The school’s building is on the Devon Intermediate School grounds in New Plymouth, and has its own access driveway and enclosed vehicle bay.
This is suitable not only for students who have physical disabilities, but also those with anxiety disorders who would be unable to walk the length of a busy mainstream school.
“Here they feel more comfortable – they are still part of the school with a fine view of the playing fields, but more protected from the world.”
Over the last few years, an increasing number of students put pressure on the existing resource centre, which provides services for the whole Taranaki district.
“At one point, there were 7 teachers and 20 students all in one room,” Viv says. “There were teachers sharing desks.
“For us, this space is perfect because it’s got separate areas for the students to learn in. It is a versatile space which gives us opportunities to do extra activities with our students.”
The kitchen is one of those areas which offers a chance for students to learn life skills. As well as being able to heat up food and make hot drinks, students can practice cooking and baking.
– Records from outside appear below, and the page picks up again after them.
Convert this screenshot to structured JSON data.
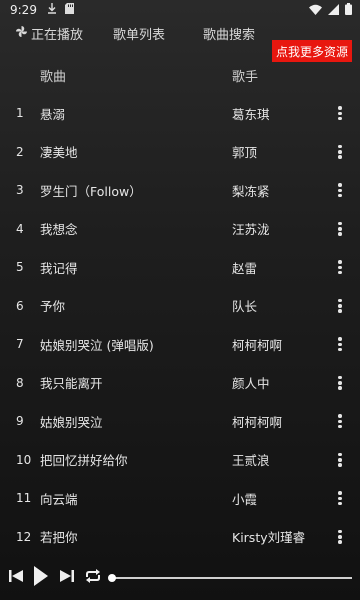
{
  "status_bar": {
    "time": "9:29",
    "icons": [
      "download-icon",
      "sd-card-icon",
      "wifi-icon",
      "signal-icon",
      "battery-icon"
    ]
  },
  "tabs": {
    "playing": "正在播放",
    "playlist": "歌单列表",
    "search": "歌曲搜索",
    "playing_icon": "pinwheel-icon"
  },
  "more_button": "点我更多资源",
  "header": {
    "song": "歌曲",
    "artist": "歌手"
  },
  "songs": [
    {
      "num": "1",
      "title": "悬溺",
      "artist": "葛东琪"
    },
    {
      "num": "2",
      "title": "凄美地",
      "artist": "郭顶"
    },
    {
      "num": "3",
      "title": "罗生门（Follow）",
      "artist": "梨冻紧"
    },
    {
      "num": "4",
      "title": "我想念",
      "artist": "汪苏泷"
    },
    {
      "num": "5",
      "title": "我记得",
      "artist": "赵雷"
    },
    {
      "num": "6",
      "title": "予你",
      "artist": "队长"
    },
    {
      "num": "7",
      "title": "姑娘别哭泣 (弹唱版)",
      "artist": "柯柯柯啊"
    },
    {
      "num": "8",
      "title": "我只能离开",
      "artist": "颜人中"
    },
    {
      "num": "9",
      "title": "姑娘别哭泣",
      "artist": "柯柯柯啊"
    },
    {
      "num": "10",
      "title": "把回忆拼好给你",
      "artist": "王贰浪"
    },
    {
      "num": "11",
      "title": "向云端",
      "artist": "小霞"
    },
    {
      "num": "12",
      "title": "若把你",
      "artist": "Kirsty刘瑾睿"
    }
  ],
  "player": {
    "progress": 0,
    "accent": "#e8170f"
  }
}
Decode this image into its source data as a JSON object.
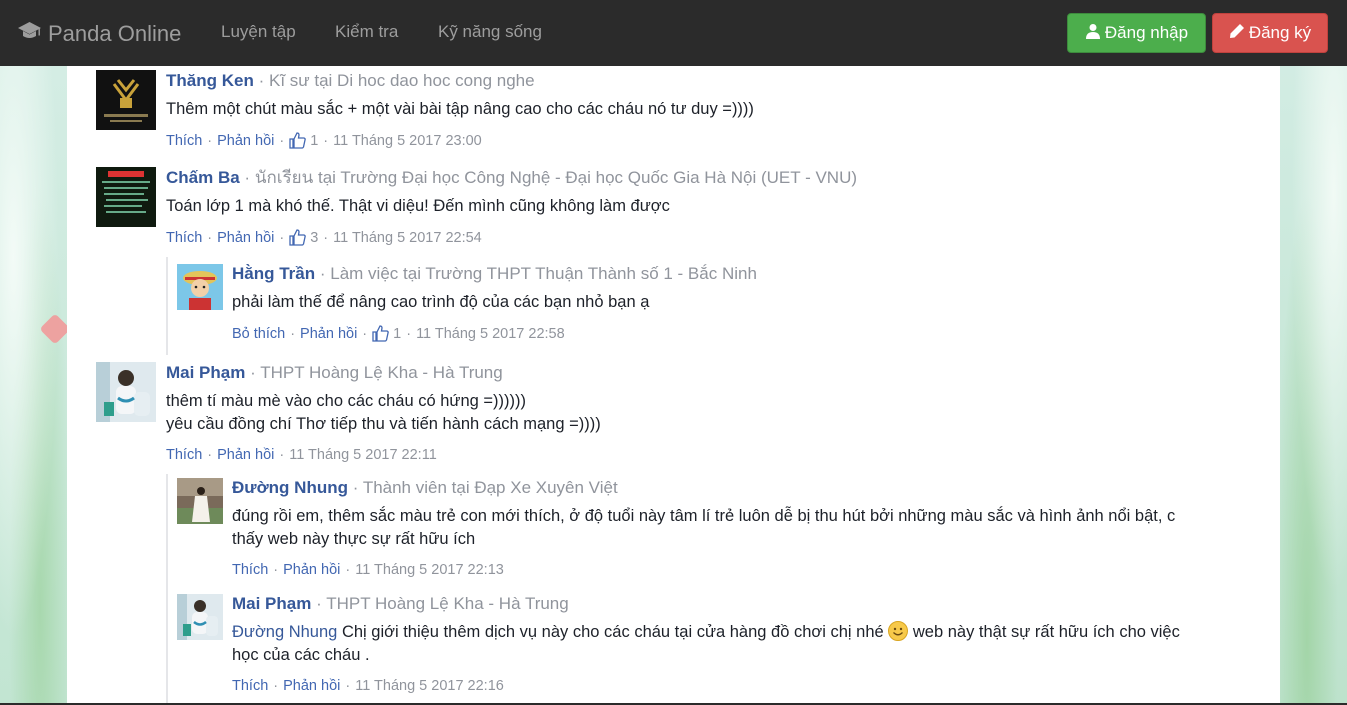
{
  "navbar": {
    "brand": "Panda Online",
    "brand_icon": "graduation-cap-icon",
    "links": [
      "Luyện tập",
      "Kiểm tra",
      "Kỹ năng sống"
    ],
    "login_label": "Đăng nhập",
    "signup_label": "Đăng ký",
    "login_color": "#4cae4c",
    "signup_color": "#d9534f"
  },
  "comments": [
    {
      "name": "Thăng Ken",
      "role": "Kĩ sư tại Di hoc dao hoc cong nghe",
      "text": [
        "Thêm một chút màu sắc + một vài bài tập nâng cao cho các cháu nó tư duy =))))"
      ],
      "like_label": "Thích",
      "reply_label": "Phản hồi",
      "likes": "1",
      "time": "11 Tháng 5 2017 23:00"
    },
    {
      "name": "Chấm Ba",
      "role": "นักเรียน tại Trường Đại học Công Nghệ - Đại học Quốc Gia Hà Nội (UET - VNU)",
      "text": [
        "Toán lớp 1 mà khó thế. Thật vi diệu! Đến mình cũng không làm được"
      ],
      "like_label": "Thích",
      "reply_label": "Phản hồi",
      "likes": "3",
      "time": "11 Tháng 5 2017 22:54",
      "replies": [
        {
          "name": "Hằng Trần",
          "role": "Làm việc tại Trường THPT Thuận Thành số 1 - Bắc Ninh",
          "text": [
            "phải làm thế để nâng cao trình độ của các bạn nhỏ bạn ạ"
          ],
          "like_label": "Bỏ thích",
          "reply_label": "Phản hồi",
          "likes": "1",
          "time": "11 Tháng 5 2017 22:58"
        }
      ]
    },
    {
      "name": "Mai Phạm",
      "role": "THPT Hoàng Lệ Kha - Hà Trung",
      "text": [
        "thêm tí màu mè vào cho các cháu có hứng =))))))",
        "yêu cầu đồng chí Thơ tiếp thu và tiến hành cách mạng =))))"
      ],
      "like_label": "Thích",
      "reply_label": "Phản hồi",
      "time": "11 Tháng 5 2017 22:11",
      "replies": [
        {
          "name": "Đường Nhung",
          "role": "Thành viên tại Đạp Xe Xuyên Việt",
          "text": [
            "đúng rồi em, thêm sắc màu trẻ con mới thích, ở độ tuổi này tâm lí trẻ luôn dễ bị thu hút bởi những màu sắc và hình ảnh nổi bật, c",
            "thấy web này thực sự rất hữu ích"
          ],
          "like_label": "Thích",
          "reply_label": "Phản hồi",
          "time": "11 Tháng 5 2017 22:13"
        },
        {
          "name": "Mai Phạm",
          "role": "THPT Hoàng Lệ Kha - Hà Trung",
          "mention": "Đường Nhung",
          "text_before_emoji": "Chị giới thiệu thêm dịch vụ này cho các cháu tại cửa hàng đồ chơi chị nhé",
          "text_after_emoji": "web này thật sự rất hữu ích cho việc",
          "text_line2": "học của các cháu .",
          "emoji": "smiley-icon",
          "like_label": "Thích",
          "reply_label": "Phản hồi",
          "time": "11 Tháng 5 2017 22:16"
        }
      ]
    }
  ],
  "separator": "·"
}
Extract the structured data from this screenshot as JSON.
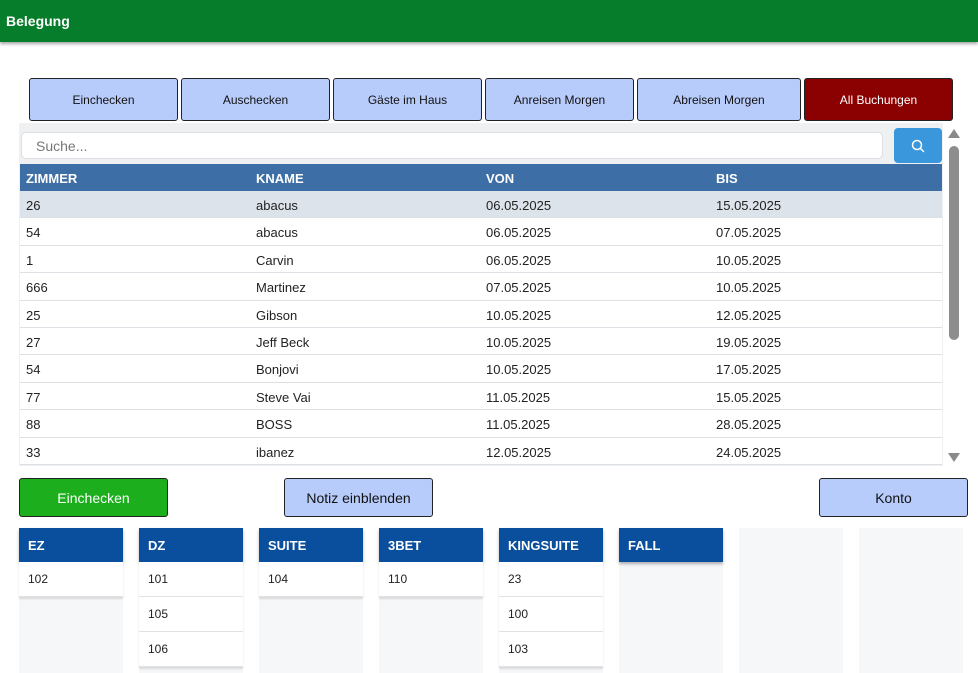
{
  "window": {
    "title": "Belegung"
  },
  "tabs": [
    {
      "label": "Einchecken"
    },
    {
      "label": "Auschecken"
    },
    {
      "label": "Gäste im Haus"
    },
    {
      "label": "Anreisen Morgen"
    },
    {
      "label": "Abreisen Morgen"
    },
    {
      "label": "All Buchungen"
    }
  ],
  "search": {
    "placeholder": "Suche...",
    "icon": "search-icon"
  },
  "table": {
    "columns": [
      "ZIMMER",
      "KNAME",
      "VON",
      "BIS"
    ],
    "rows": [
      [
        "26",
        "abacus",
        "06.05.2025",
        "15.05.2025"
      ],
      [
        "54",
        "abacus",
        "06.05.2025",
        "07.05.2025"
      ],
      [
        "1",
        "Carvin",
        "06.05.2025",
        "10.05.2025"
      ],
      [
        "666",
        "Martinez",
        "07.05.2025",
        "10.05.2025"
      ],
      [
        "25",
        "Gibson",
        "10.05.2025",
        "12.05.2025"
      ],
      [
        "27",
        "Jeff Beck",
        "10.05.2025",
        "19.05.2025"
      ],
      [
        "54",
        "Bonjovi",
        "10.05.2025",
        "17.05.2025"
      ],
      [
        "77",
        "Steve Vai",
        "11.05.2025",
        "15.05.2025"
      ],
      [
        "88",
        "BOSS",
        "11.05.2025",
        "28.05.2025"
      ],
      [
        "33",
        "ibanez",
        "12.05.2025",
        "24.05.2025"
      ]
    ]
  },
  "actions": {
    "checkin": "Einchecken",
    "notiz": "Notiz einblenden",
    "konto": "Konto"
  },
  "room_types": [
    {
      "name": "EZ",
      "rooms": [
        "102"
      ]
    },
    {
      "name": "DZ",
      "rooms": [
        "101",
        "105",
        "106"
      ]
    },
    {
      "name": "SUITE",
      "rooms": [
        "104"
      ]
    },
    {
      "name": "3BET",
      "rooms": [
        "110"
      ]
    },
    {
      "name": "KINGSUITE",
      "rooms": [
        "23",
        "100",
        "103"
      ]
    },
    {
      "name": "FALL",
      "rooms": []
    },
    {
      "name": "",
      "rooms": []
    },
    {
      "name": "",
      "rooms": []
    }
  ],
  "colors": {
    "titlebar": "#067d2a",
    "tab": "#b8ccfb",
    "tab_active": "#8b0000",
    "table_header": "#3e6ea6",
    "column_header": "#0a4f9e",
    "checkin_button": "#1cae1c"
  }
}
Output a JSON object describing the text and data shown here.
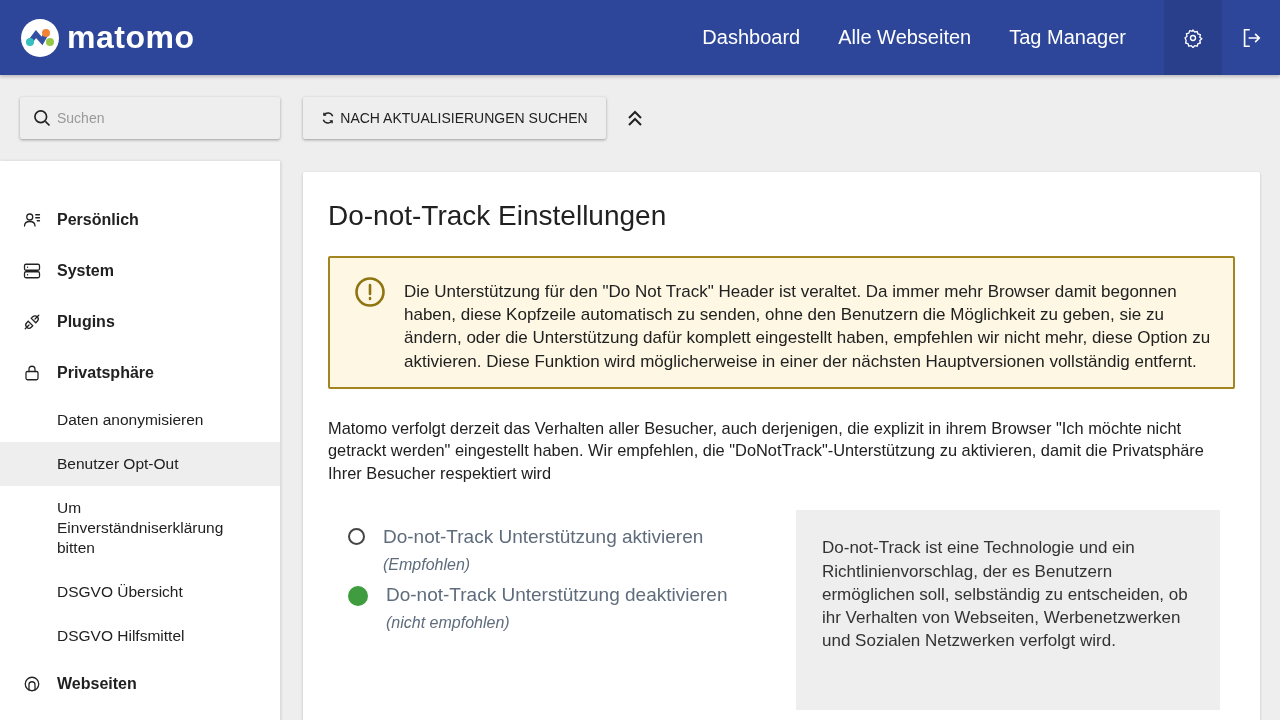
{
  "header": {
    "logo": "matomo",
    "nav": [
      {
        "label": "Dashboard"
      },
      {
        "label": "Alle Webseiten"
      },
      {
        "label": "Tag Manager"
      }
    ],
    "settings_selected": true
  },
  "toolbar": {
    "search": {
      "placeholder": "Suchen"
    },
    "update_button": "NACH AKTUALISIERUNGEN SUCHEN"
  },
  "sidebar": {
    "items": [
      {
        "kind": "section",
        "label": "Persönlich"
      },
      {
        "kind": "section",
        "label": "System"
      },
      {
        "kind": "section",
        "label": "Plugins"
      },
      {
        "kind": "section",
        "label": "Privatsphäre",
        "children": [
          {
            "label": "Daten anonymisieren",
            "selected": false
          },
          {
            "label": "Benutzer Opt-Out",
            "selected": true
          },
          {
            "label": "Um Einverständniserklärung bitten",
            "selected": false
          },
          {
            "label": "DSGVO Übersicht",
            "selected": false
          },
          {
            "label": "DSGVO Hilfsmittel",
            "selected": false
          }
        ]
      },
      {
        "kind": "section",
        "label": "Webseiten"
      }
    ]
  },
  "card": {
    "title": "Do-not-Track Einstellungen",
    "warning": "Die Unterstützung für den \"Do Not Track\" Header ist veraltet. Da immer mehr Browser damit begonnen haben, diese Kopfzeile automatisch zu senden, ohne den Benutzern die Möglichkeit zu geben, sie zu ändern, oder die Unterstützung dafür komplett eingestellt haben, empfehlen wir nicht mehr, diese Option zu aktivieren. Diese Funktion wird möglicherweise in einer der nächsten Hauptversionen vollständig entfernt.",
    "description": "Matomo verfolgt derzeit das Verhalten aller Besucher, auch derjenigen, die explizit in ihrem Browser \"Ich möchte nicht getrackt werden\" eingestellt haben. Wir empfehlen, die \"DoNotTrack\"-Unterstützung zu aktivieren, damit die Privatsphäre Ihrer Besucher respektiert wird",
    "options": [
      {
        "label": "Do-not-Track Unterstützung aktivieren",
        "note": "(Empfohlen)",
        "selected": false
      },
      {
        "label": "Do-not-Track Unterstützung deaktivieren",
        "note": "(nicht empfohlen)",
        "selected": true
      }
    ],
    "help": "Do-not-Track ist eine Technologie und ein Richtlinienvorschlag, der es Benutzern ermöglichen soll, selbständig zu entscheiden, ob ihr Verhalten von Webseiten, Werbenetzwerken und Sozialen Netzwerken verfolgt wird."
  }
}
The Northern Health School has around 600 students in the North Island. The Taranaki site has about 30 students, although they aren’t all there at once as they come in at various times during the week.
The exposed wooden frame is a popular design with new schools, and can be seen in rebuilt schools in Christchurch, such as Marshland School.
Ministry property advisor Laura Keenan says the collaboration with the health school has resulted in an excellent facility for the students and teachers.
“It’s a warm, comfortable, homely, bright space,” she says. “This is a nice golden space.”